Treasury: August Revenue Collections Continue Rebound Trend
(TRENTON) — The Department of the Treasury reported that August revenue collections for the major taxes totaled $2.446 billion, up $488.7 million, or 25.0 percent above last August. Year-to-date, total collections of $2.780 billion are up $659.8 million, or 30.8 percent above the same two initial months last year.
August collections for the Gross Income Tax (GIT), which is dedicated to the Property Tax Relief Fund, totaled $1.021 billion, up $212.8 million, or 26.3 percent above last August. Year-to-date collections are up $425.0 million, or 57.8 percent.
Growth is spurred by recovering employee withholding collections compared to weaker levels during the pandemic last summer. Refund levels are also returning to normal after delayed taxpayer filing deadlines last year.
The Sales and Use Tax, the largest General Fund revenue source, reported $970.3 million, an increase of $79.5 million, or 8.9 percent above last August. The consumer spending rebound continues, as August Sales Tax collections are 12.0 percent above pre-pandemic levels in August 2019. Due to the one-month lag in Sales Tax collections, August revenue reflects consumer activity in July.

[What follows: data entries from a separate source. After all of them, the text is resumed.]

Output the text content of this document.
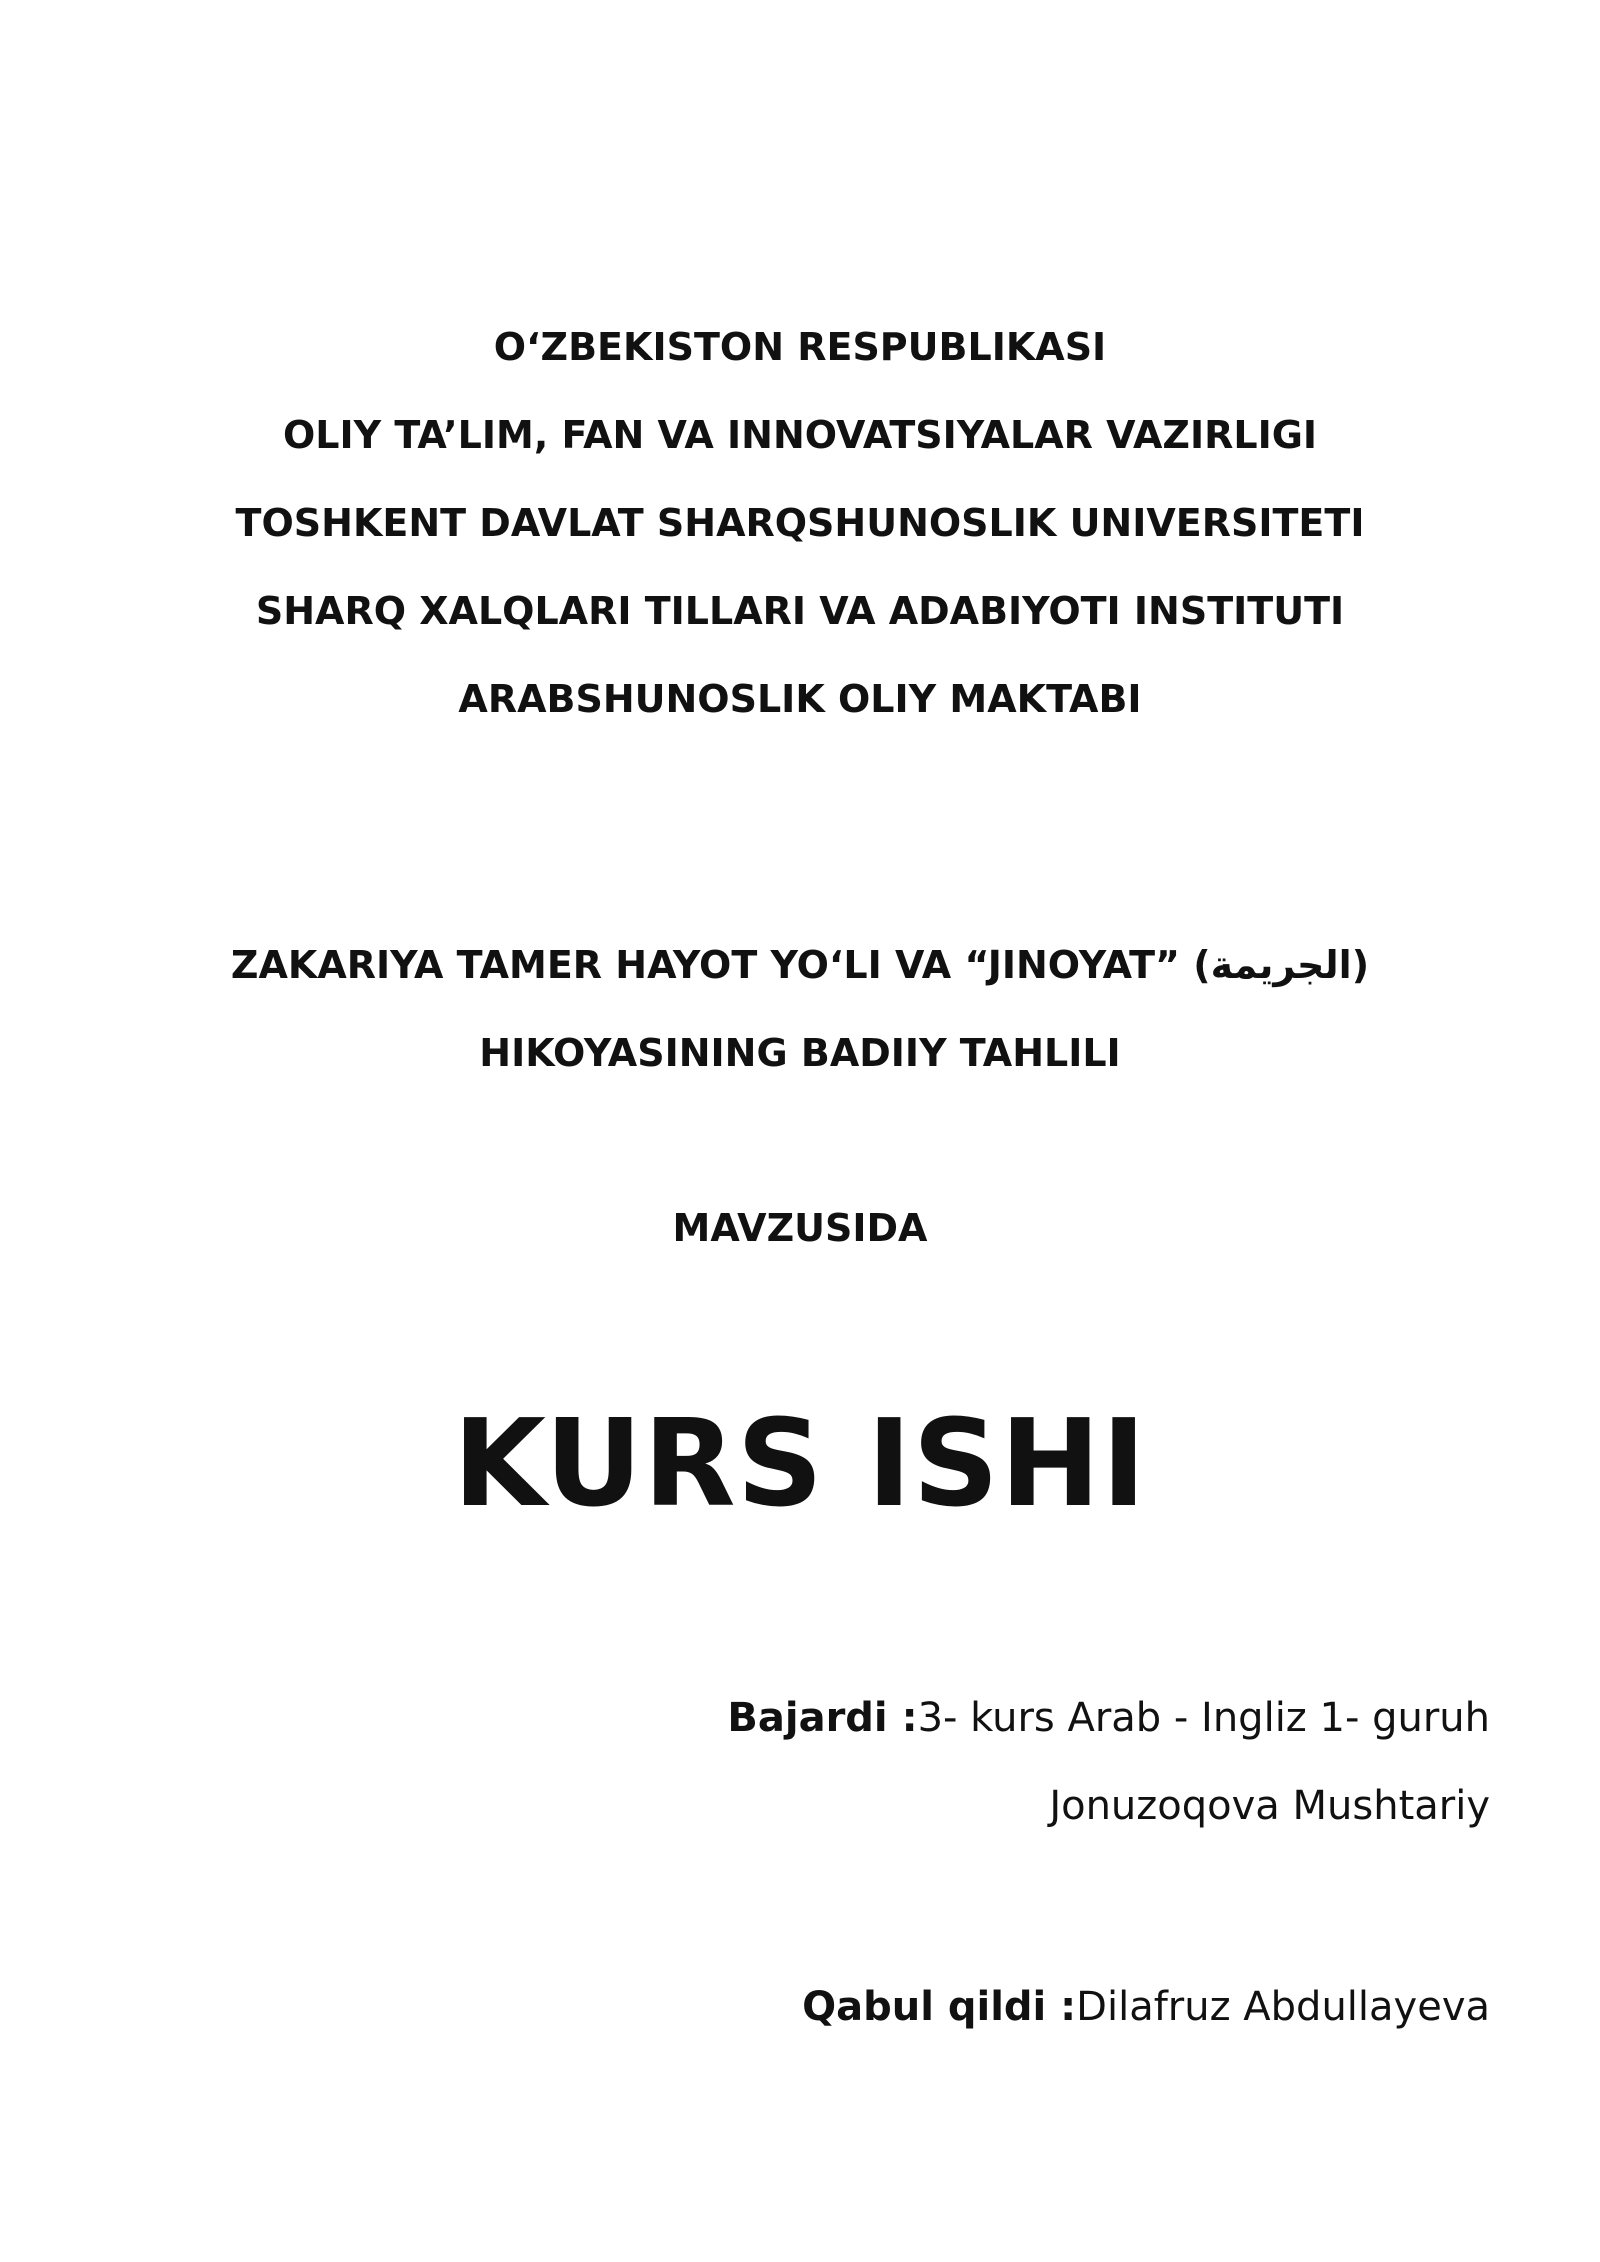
O‘ZBEKISTON RESPUBLIKASI
OLIY TA’LIM, FAN VA INNOVATSIYALAR VAZIRLIGI
TOSHKENT DAVLAT SHARQSHUNOSLIK UNIVERSITETI
SHARQ XALQLARI TILLARI VA ADABIYOTI INSTITUTI
ARABSHUNOSLIK OLIY MAKTABI
ZAKARIYA TAMER HAYOT YO‘LI VA “JINOYAT” (الجريمة)
HIKOYASINING BADIIY TAHLILI
MAVZUSIDA
KURS ISHI
Bajardi :3- kurs Arab - Ingliz 1- guruh
Jonuzoqova Mushtariy
Qabul qildi :Dilafruz Abdullayeva
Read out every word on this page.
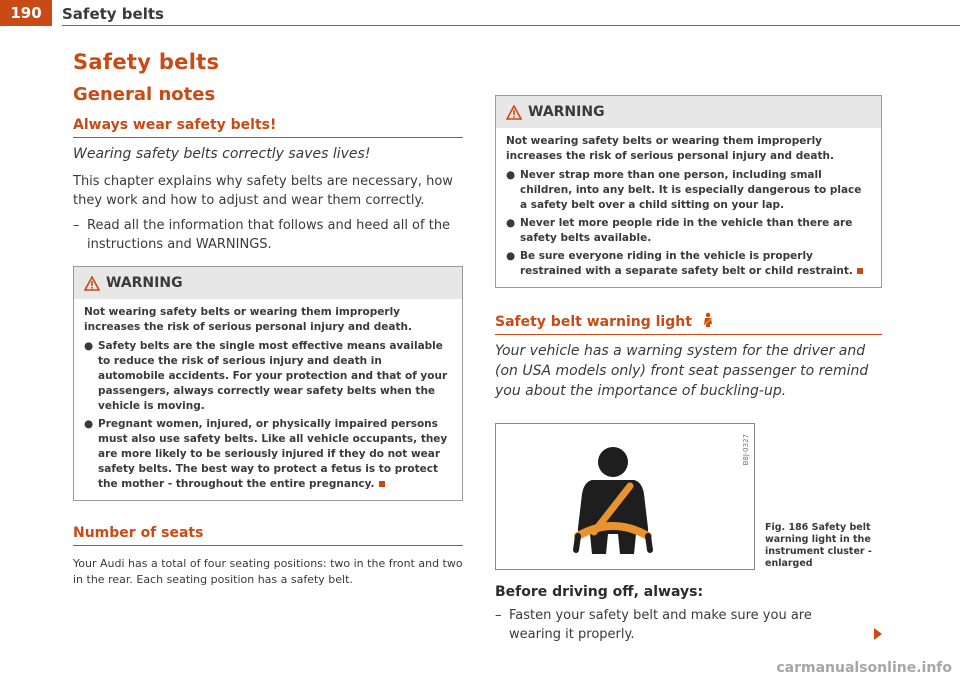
190	Safety belts
Safety belts
General notes
Always wear safety belts!

Wearing safety belts correctly saves lives!

This chapter explains why safety belts are necessary, how they work and how to adjust and wear them correctly.

– Read all the information that follows and heed all of the instructions and WARNINGS.
WARNING

Not wearing safety belts or wearing them improperly increases the risk of serious personal injury and death.

● Safety belts are the single most effective means available to reduce the risk of serious injury and death in automobile accidents. For your protection and that of your passengers, always correctly wear safety belts when the vehicle is moving.
● Pregnant women, injured, or physically impaired persons must also use safety belts. Like all vehicle occupants, they are more likely to be seriously injured if they do not wear safety belts. The best way to protect a fetus is to protect the mother - throughout the entire pregnancy.
Number of seats
Your Audi has a total of four seating positions: two in the front and two in the rear. Each seating position has a safety belt.
WARNING

Not wearing safety belts or wearing them improperly increases the risk of serious personal injury and death.

● Never strap more than one person, including small children, into any belt. It is especially dangerous to place a safety belt over a child sitting on your lap.
● Never let more people ride in the vehicle than there are safety belts available.
● Be sure everyone riding in the vehicle is properly restrained with a separate safety belt or child restraint.
Safety belt warning light

Your vehicle has a warning system for the driver and (on USA models only) front seat passenger to remind you about the importance of buckling-up.

B8J-0327
Fig. 186 Safety belt warning light in the instrument cluster - enlarged
Before driving off, always:
– Fasten your safety belt and make sure you are wearing it properly.
carmanualsonline.info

Lastly, the Corporation Business Tax (CBT), the second largest General Fund revenue source, reported $52.6 million in August, well above the $28.0 million decline witnessed last August, which was the result of last year’s corporate filing delay when refund payouts exceeded taxpayer payments. Year-to-date through August, CBT collections of $208.2 million are up $65.7 million, or 46.0 percent above the same period last year.
While overall collections are up soundly compared to last year, the first two months of the fiscal year are relatively small. The first meaningful month will be September because of the significant quarterly estimated payments that are due under the GIT and the CBT. Treasury expects FY 2022 collections growth to moderate into the winter months as the impact of the COVID-19 pandemic eases and the substantial federal income stimulus fades.